There is a quiet pressure to keep going, to maintain the same output, to not let anyone see the struggle behind the scenes.
But the reality is, living with MS can at times be overwhelming. There are moments of doubt questioning who you are now, what others think of you, and whether you are still capable of performing at the level you once did without question.
That internal dialogue can be as challenging as the condition itself.
Life doesn’t pause
At the same time as navigating MS, I became a mother.
And that, in itself, is a profound shift.
Balancing a demanding career, a long-term condition and motherhood brings a different level of complexity. There is no pause button. You continue to show up for your child, for your work, for your responsibilities even on the days when it feels harder than it should.
Over the past few years, I have also experienced significant personal change. Some positive, some deeply challenging. Together, they have reshaped how I see the world, how I prioritise and how I define success.
I have always prided myself on being resilient. But the last few years have tested that in ways I never expected.
A conversation that stayed with me
Recently, a colleague reached out to me after being diagnosed with MS.
She wasn’t just worried about her career she was worried about everything. What this diagnosis would mean for her life, her future, her identity, and yes, her ability to continue in the profession she had chosen.
That conversation brought into sharp focus how isolating this can feel at the beginning.
Because while MS is manageable, the uncertainty around it is what can feel overwhelming.
Redefining resilience
Before MS, I thought resilience meant pushing through no matter what.
Now, I see it differently.
Resilience is not about ignoring what you are dealing with. It’s about adapting to it. It’s about finding a way to continue not by doing everything the same way, but by doing things in a way that works for you now.
MS, for me, is heightened by stress. And PR, by its nature, is a high-stress environment.
So, adaptation becomes essential.
You learn to manage your energy differently. You prioritise more clearly. You become more aware of yourself and of others.
And perhaps most importantly, you begin to understand that strength is not always visible.
The role of our industry
This is where I believe our industry and in fact, all industries need to take heed.
Because behind every professional showing up to work, there may be challenges, pressures or personal traumas that are not immediately visible.
We need to move beyond surface-level conversations about wellbeing and towards genuine understanding.
That means:
- Recognising that people’s capacity may fluctuate
- Creating environments where openness is met with support, not judgement
- Rethinking what high performance actually looks like
- If we continue to define success by constant output and availability, we risk excluding talented, capable people who simply cannot and should not have to operate that way.
Thriving, not just surviving
MS is part of my life now. But it does not define my ability.
I continue to build my career in a sector I have loved since I first discovered it as an 11-year-old, reading about public relations in a library book. That sense of excitement and possibility has never left me.
What has changed is how I approach it.
I work differently. I think differently. I lead differently.
But I still believe deeply in my own ability, and in the value of the work we do as communications professionals.

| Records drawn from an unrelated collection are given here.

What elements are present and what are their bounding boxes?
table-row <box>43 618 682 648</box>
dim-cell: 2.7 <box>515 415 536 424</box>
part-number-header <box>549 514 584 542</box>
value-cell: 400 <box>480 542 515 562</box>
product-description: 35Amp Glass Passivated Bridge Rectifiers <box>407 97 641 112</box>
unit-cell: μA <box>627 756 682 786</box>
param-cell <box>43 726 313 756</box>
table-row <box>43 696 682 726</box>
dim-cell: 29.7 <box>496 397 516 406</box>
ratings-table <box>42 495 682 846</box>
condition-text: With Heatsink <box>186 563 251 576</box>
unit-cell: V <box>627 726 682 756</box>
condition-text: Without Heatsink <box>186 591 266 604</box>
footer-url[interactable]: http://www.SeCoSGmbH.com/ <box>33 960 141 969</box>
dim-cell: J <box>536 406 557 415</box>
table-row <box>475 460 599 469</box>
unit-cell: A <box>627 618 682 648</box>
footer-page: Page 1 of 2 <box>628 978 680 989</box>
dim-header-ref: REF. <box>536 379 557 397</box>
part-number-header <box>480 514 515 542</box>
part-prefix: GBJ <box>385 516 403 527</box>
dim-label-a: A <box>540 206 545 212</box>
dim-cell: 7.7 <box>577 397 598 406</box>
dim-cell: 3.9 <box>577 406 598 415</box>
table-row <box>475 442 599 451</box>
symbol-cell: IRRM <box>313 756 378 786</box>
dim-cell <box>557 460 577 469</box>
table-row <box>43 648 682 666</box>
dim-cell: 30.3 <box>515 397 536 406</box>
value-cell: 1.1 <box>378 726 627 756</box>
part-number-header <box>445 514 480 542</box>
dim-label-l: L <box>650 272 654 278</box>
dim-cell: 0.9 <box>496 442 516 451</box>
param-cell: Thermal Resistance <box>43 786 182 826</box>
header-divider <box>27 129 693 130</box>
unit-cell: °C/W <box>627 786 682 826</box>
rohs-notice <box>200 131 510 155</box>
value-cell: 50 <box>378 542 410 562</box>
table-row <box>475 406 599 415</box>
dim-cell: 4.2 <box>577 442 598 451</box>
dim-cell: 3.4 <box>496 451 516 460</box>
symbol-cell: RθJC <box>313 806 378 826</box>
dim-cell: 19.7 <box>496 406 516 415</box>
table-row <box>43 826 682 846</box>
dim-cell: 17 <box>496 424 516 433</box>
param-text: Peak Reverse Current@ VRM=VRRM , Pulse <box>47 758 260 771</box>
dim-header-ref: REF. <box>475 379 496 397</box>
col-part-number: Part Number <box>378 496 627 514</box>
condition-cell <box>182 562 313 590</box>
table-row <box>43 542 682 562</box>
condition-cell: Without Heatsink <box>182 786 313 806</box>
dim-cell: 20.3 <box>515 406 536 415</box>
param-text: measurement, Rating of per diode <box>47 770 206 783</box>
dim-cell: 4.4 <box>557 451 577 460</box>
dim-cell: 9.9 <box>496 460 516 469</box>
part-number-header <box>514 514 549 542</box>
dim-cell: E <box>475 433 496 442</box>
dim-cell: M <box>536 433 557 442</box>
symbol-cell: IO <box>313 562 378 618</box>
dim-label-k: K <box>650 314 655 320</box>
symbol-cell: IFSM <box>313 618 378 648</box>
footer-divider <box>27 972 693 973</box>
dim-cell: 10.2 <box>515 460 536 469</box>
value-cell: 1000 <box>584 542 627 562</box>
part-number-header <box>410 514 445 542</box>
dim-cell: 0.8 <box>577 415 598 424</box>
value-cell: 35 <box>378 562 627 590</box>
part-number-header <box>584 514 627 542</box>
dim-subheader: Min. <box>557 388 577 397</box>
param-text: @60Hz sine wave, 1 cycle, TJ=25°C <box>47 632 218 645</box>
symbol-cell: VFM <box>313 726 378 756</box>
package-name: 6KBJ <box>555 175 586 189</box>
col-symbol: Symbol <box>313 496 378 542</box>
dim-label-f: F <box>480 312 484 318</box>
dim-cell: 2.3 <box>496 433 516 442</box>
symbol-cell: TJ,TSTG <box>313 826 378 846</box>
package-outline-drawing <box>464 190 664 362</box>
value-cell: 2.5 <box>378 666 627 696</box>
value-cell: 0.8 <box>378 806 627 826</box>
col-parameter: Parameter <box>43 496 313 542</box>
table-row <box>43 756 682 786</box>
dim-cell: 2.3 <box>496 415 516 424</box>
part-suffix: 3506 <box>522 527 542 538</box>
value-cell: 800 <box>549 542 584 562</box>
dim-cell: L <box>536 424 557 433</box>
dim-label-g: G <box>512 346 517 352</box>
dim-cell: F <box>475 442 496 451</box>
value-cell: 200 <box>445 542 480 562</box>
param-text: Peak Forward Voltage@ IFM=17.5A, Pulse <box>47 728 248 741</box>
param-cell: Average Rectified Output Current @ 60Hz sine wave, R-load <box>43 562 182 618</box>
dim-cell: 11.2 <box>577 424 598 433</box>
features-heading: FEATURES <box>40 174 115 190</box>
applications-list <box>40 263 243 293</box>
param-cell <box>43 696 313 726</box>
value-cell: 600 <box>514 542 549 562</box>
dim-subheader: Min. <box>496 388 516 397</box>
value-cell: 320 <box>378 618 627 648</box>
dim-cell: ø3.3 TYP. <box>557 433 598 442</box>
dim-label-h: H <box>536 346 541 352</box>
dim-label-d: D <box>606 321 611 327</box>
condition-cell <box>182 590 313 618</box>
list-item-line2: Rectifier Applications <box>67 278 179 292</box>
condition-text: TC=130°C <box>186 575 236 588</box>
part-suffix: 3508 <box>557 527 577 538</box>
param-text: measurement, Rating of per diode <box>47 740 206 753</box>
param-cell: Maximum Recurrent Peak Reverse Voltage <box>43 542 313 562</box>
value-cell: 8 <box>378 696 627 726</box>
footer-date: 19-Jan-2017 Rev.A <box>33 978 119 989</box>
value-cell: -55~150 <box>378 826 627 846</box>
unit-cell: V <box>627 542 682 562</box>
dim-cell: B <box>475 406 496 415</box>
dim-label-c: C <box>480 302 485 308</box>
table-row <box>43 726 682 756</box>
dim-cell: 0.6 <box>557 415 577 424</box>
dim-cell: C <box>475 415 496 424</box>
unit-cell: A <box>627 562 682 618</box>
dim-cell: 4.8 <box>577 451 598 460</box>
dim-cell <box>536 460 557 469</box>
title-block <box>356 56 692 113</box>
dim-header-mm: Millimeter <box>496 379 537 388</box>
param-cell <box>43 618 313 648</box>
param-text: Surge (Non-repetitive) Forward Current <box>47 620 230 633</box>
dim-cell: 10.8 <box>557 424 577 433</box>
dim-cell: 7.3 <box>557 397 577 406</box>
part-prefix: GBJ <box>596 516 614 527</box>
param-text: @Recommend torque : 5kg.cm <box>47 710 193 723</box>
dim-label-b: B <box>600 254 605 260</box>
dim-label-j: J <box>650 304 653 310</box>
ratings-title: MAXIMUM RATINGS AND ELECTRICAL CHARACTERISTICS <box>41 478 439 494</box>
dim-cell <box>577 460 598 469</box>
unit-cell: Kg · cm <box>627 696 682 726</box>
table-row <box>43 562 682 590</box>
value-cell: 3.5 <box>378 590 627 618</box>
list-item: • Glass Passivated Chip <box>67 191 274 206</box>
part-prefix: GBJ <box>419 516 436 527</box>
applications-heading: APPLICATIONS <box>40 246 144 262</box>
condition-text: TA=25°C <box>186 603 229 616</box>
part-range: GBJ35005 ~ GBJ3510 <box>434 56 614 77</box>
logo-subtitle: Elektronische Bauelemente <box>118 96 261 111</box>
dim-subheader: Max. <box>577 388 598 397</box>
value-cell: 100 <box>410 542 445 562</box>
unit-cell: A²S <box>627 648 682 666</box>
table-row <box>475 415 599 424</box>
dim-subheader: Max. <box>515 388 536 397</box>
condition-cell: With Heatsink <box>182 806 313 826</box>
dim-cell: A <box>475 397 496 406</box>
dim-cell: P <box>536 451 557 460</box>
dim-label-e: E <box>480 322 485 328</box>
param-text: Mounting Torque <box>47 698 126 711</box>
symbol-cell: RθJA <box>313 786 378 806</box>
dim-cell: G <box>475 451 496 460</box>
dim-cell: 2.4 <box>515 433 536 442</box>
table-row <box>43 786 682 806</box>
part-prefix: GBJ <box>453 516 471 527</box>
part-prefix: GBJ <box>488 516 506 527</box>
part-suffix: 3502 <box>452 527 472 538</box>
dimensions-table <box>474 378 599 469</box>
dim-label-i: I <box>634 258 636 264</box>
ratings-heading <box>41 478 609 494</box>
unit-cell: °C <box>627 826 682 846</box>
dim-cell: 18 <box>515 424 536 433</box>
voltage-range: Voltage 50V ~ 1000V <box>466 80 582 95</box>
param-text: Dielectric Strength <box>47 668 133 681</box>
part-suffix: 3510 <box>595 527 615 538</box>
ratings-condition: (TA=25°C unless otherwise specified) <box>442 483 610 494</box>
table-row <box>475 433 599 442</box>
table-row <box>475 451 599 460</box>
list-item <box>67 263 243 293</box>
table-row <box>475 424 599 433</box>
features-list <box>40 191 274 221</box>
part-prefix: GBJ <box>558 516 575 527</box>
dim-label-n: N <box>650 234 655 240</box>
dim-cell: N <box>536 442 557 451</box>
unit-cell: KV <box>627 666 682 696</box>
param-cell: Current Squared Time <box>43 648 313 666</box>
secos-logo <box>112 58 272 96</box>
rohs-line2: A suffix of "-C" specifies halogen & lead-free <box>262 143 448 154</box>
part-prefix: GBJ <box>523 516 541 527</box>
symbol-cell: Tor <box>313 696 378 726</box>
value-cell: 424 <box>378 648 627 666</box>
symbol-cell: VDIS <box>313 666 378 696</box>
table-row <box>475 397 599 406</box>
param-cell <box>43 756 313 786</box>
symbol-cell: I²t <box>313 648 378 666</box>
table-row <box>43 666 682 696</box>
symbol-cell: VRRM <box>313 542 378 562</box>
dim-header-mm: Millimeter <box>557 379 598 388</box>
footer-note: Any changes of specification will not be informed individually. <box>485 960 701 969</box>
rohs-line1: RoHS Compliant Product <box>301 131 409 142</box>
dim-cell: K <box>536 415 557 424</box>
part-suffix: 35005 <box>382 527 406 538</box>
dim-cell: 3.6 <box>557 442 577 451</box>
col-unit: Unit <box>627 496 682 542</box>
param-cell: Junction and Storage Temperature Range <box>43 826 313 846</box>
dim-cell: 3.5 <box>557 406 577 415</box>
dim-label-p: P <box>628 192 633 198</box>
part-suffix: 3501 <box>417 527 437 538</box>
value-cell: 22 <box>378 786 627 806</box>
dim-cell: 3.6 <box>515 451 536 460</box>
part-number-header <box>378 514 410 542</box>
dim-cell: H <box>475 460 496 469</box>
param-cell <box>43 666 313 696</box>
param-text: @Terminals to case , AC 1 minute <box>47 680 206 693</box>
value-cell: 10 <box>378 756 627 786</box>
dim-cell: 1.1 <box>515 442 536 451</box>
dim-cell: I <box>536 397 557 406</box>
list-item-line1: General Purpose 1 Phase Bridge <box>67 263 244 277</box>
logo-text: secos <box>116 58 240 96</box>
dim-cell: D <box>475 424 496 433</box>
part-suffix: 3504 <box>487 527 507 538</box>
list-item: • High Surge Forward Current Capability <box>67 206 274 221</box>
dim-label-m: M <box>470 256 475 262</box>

MS is manageable. It requires adjustment, awareness and support but it does not remove potential.
A different understanding of strength
If there is one thing MS has taught me, it is that people are often carrying far more than we realise.
And yet, they still show up.
They still contribute. They still lead. They still deliver.
Perhaps it is time we recognised that as a different kind of strength.
Because resilience is not about pretending everything is fine.
It is about continuing, even when it isn’t.
And that is something our industry and others, would do well to understand.
Samantha Livingstone is a Chartered PR professional and Fellow of the CIPR. She is a former chair of CIPR Northern Ireland and founded Rumour Mill Creative Communications.